Ultimately the greatest hope for these women (and in some cases men) is not only to be rescued from the physical oppression, but to be rescued from spiritual oppression. The physical part is needed, especially in cases where victims are being held and exploited against their working will. But how much more do we need to understand the healing application of the gospel which is needed to undo the porn industry at its core.

In the same way viewers of porn are blinded to the sickness of it, so are many people who are engaged in the pornography business. “In this case the god of this world has blinded the minds of the unbelievers, to keep them from seeing the light of the gospel of the glory of Christ, who is the image of God…for God, who said, ‘Let light shine out of darkness,’ has shown in our hearts to give the light of the knowledge of the glory of God in the face of Jesus Christ” (2 Cor. 4:4,6).
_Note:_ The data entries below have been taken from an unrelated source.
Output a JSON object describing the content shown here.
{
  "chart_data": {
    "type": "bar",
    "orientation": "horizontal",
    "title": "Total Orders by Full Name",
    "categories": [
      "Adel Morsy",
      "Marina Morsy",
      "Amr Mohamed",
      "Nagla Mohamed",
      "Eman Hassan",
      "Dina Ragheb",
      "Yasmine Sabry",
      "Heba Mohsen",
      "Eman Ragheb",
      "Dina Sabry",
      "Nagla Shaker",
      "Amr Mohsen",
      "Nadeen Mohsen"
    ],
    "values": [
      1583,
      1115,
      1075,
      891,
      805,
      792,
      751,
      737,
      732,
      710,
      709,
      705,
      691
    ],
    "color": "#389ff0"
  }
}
We need to stop viewing porn. We need to cut off the revenue, income and demand. But we also must move forward with evangelism. We must not only free their careers, but attempt to free their hearts. Sustainability in our fight against porn and sex trafficking comes not only from the curbing of the consumer’s desire, but the curbing of the industry’s desire. This can only happen through the gospel.

This issue is not as cut and dried as it may seem. Christendom needs to exercise great care moving forward in this. The level of depravity and distortion which happens at the level of the porn viewer is only myopic compared to the confusion which has grasped the hearts of the porn actors themselves. This effort will take time, care and wisdom. But by the grace of God it can be done.